Event Notification Report for November 15, 2024

U.S. Nuclear Regulatory Commission
Operations Center

EVENT REPORTS FOR
11/14/2024 - 11/15/2024

EVENT NUMBERS
57416 57417 57422 57423 57424
Agreement State
Event Number: 57416
Rep Org: Louisiana Radiation Protection Div
Licensee: Mistras Group Inc.
Region: 4
City: Geismar   State: LA
County:
License #: LA-10986-L01, Amendment 92
Agreement: Y
Docket:
NRC Notified By: James Pate
HQ OPS Officer: Kerby Scales
Notification Date: 11/08/2024
Notification Time: 14:27 [ET]
Event Date: 11/07/2024
Event Time: 19:30 [CST]
Last Update Date: 11/08/2024
Emergency Class: Non Emergency
10 CFR Section:
Agreement State
Person (Organization):
Dixon, John (R4DO)
NMSS_EVENTS_NOTIFICATION (EMAIL)
Event Text
AGREEMENT STATE REPORT - CRIMPED SOURCE GUIDE TUBE

The following is a summary of information received from the Louisiana Department of Environmental Quality (LDEQ) via email:

On November 7, 2024 at 1930 CST, a source guide tube became crimped which prevented source retraction to the shielded condition. The industrial radiography camera being used was a QSA 880 Delta (serial number D12667) containing a 106 Curie Ir-192 source (serial number 10791P).

The licensee was able to retrieve the source. One authorized user received 500 mR radiation exposure.

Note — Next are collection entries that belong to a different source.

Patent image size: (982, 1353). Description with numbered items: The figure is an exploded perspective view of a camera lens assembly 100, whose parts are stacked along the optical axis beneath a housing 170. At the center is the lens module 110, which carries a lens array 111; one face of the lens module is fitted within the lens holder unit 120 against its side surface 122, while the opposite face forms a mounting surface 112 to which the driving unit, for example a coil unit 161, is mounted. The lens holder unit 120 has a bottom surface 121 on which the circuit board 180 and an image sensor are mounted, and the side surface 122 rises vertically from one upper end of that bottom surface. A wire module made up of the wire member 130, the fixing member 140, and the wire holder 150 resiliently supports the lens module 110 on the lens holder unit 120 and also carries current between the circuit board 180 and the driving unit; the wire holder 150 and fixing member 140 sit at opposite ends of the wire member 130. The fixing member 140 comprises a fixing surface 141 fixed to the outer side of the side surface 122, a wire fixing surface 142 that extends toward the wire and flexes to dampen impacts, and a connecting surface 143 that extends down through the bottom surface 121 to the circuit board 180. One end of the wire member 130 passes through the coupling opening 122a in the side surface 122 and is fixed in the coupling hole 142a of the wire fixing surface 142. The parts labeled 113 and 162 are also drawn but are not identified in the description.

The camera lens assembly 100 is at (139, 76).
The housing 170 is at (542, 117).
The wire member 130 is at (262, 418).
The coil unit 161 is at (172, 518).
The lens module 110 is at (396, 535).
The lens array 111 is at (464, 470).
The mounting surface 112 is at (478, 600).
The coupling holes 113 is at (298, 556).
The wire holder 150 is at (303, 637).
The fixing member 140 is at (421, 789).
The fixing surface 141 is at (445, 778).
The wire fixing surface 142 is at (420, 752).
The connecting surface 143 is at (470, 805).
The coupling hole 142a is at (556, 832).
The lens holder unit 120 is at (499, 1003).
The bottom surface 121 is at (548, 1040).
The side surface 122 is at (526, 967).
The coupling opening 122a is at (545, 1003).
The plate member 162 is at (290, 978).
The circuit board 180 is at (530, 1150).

Louisiana Event Report ID Number: LA20240011


Agreement State
Event Number: 57417
Rep Org: Colorado Dept of Health
Licensee: Sonnenalp Vail
Region: 4
City: Vail   State: CO
County:
License #: GL002227
Agreement: Y
Docket:
NRC Notified By: Kathryn Kirk
HQ OPS Officer: Adam Koziol
Notification Date: 11/08/2024
Notification Time: 18:12 [ET]
Event Date: 07/02/2024
Event Time: 00:00 [MST]
Last Update Date: 11/12/2024
Emergency Class: Non Emergency
10 CFR Section:
Agreement State
Person (Organization):
Dixon, John (R4DO)
NMSS_EVENTS_NOTIFICATION (EMAIL)
ILTAB, (EMAIL) (EMAIL)
Event Text
AGREEMENT STATE REPORT - LOST EXIT SIGNS

The following is a summary of information received from the Colorado Department of Public Health and Environment via email:

Two tritium exit signs were determined to be lost by the licensee.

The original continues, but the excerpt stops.